Su richiesta degli appellanti il Comune chiedeva un parere alla Regione nel 2014. Quest’ultima rispondeva che il Comune avrebbe dovuto assumere i provvedimenti per confermare o meno l’originaria destinazione, ma il Comune riteneva che la zona fosse da considerarsi bianca per assenza di una destinazione in conseguenza dell’annullamento giurisdizionale e pertanto aveva respinto la richiesta del permesso di costruire.

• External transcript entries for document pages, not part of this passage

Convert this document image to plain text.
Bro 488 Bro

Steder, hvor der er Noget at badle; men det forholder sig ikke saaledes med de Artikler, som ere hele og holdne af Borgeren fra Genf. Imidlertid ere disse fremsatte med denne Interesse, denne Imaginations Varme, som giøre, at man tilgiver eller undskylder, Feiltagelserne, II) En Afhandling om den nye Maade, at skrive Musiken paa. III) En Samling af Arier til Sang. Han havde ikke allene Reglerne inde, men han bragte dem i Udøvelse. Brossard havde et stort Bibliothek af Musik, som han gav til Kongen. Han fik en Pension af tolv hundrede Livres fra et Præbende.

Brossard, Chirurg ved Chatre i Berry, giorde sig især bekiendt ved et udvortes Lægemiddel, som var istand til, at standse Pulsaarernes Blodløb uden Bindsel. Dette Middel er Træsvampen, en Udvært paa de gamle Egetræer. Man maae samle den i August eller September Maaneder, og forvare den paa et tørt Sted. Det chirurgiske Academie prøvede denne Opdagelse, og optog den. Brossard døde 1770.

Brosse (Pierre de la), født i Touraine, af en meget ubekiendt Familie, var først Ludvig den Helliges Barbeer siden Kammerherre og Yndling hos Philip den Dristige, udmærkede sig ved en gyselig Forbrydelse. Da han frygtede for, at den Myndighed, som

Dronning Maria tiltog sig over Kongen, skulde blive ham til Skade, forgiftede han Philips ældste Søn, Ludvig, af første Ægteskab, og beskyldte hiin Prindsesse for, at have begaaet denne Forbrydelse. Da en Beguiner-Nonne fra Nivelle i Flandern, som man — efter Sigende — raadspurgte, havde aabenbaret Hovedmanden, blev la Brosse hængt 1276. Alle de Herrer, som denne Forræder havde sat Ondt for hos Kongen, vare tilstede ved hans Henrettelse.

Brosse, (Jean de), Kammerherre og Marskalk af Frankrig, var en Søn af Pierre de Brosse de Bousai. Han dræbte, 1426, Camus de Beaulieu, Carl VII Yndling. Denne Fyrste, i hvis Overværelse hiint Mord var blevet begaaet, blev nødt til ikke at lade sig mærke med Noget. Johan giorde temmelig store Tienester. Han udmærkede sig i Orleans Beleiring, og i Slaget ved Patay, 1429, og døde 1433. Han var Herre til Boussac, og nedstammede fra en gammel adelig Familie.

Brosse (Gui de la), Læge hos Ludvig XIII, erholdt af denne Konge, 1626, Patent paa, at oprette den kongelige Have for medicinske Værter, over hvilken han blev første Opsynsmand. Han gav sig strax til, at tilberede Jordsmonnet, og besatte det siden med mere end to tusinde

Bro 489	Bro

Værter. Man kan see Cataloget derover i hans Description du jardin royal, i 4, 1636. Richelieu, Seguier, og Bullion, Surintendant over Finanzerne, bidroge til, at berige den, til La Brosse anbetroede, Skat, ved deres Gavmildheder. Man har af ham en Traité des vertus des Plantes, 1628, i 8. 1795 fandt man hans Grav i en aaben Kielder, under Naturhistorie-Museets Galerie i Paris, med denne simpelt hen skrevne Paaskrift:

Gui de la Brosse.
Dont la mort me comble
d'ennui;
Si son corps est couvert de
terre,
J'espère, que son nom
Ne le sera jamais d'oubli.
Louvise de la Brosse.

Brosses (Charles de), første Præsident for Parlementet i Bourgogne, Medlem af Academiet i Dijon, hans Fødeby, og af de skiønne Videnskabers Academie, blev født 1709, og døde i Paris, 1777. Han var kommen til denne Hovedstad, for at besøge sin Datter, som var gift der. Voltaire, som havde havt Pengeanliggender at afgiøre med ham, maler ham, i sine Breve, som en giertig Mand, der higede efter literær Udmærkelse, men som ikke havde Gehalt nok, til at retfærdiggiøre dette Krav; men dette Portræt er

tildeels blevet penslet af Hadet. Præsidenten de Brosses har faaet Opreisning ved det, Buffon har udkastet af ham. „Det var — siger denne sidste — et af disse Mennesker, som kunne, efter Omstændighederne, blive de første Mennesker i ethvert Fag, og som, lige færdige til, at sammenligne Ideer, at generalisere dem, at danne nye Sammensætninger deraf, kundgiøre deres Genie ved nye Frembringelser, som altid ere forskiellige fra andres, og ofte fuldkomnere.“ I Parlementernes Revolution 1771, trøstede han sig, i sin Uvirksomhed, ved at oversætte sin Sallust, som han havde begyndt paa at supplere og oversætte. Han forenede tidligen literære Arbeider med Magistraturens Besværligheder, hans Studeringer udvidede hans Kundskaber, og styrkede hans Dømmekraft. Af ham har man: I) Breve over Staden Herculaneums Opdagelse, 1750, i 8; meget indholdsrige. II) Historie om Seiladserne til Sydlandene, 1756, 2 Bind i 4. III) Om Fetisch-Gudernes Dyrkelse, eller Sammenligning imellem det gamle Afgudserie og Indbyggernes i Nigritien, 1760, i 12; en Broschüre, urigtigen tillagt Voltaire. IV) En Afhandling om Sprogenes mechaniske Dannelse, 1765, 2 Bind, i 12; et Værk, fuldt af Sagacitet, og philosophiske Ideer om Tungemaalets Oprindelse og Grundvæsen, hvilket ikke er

La sentenza impugnata ha respinto il ricorso perché ha seguito la tesi per cui l’annullamento delle modifiche regionali inserite in sede di approvazione comportano una nuova adozione da parte del Comune perché l’annullamento del giudice amministrativo ha impedito che il normale iter procedimentale si completasse, per cui deve essere assunta una nuova delibera sulla destinazione urbanistica dell’area da portare all’attenzione della Regione.
Gli appellanti hanno nuovamente contestato la valutazione degli effetti dell’annullamento giurisdizionale, parziale, della delibera di approvazione regionale che ha introdotto modifiche al Piano adottato e che il TAR ha fatto propria.
Il Consiglio ha ritenuto l’appello fondato. Dunque, la proprietà degli appellanti non si trova all’interno di una zona bianca per effetto dell’annullamento delle modifiche regionali ad opera del TAR, ma deve ritenersi vigente la destinazione che era stata data in occasione dell’adozione del PRG. Oltretutto, il Consiglio ha ritenuto censurabile la condotta del Comune che, pur ritenendo che si fosse creata una zona bianca, non abbia avviato un procedimento per assegnare una destinazione urbanistica a quella porzione del suo territorio.
Per questi motivi, il Consiglio di Stato ha accolto l’appello e, per l’effetto, in riforma della sentenza impugnata, ha annullato il provvedimento impugnato con il ricorso di primo grado.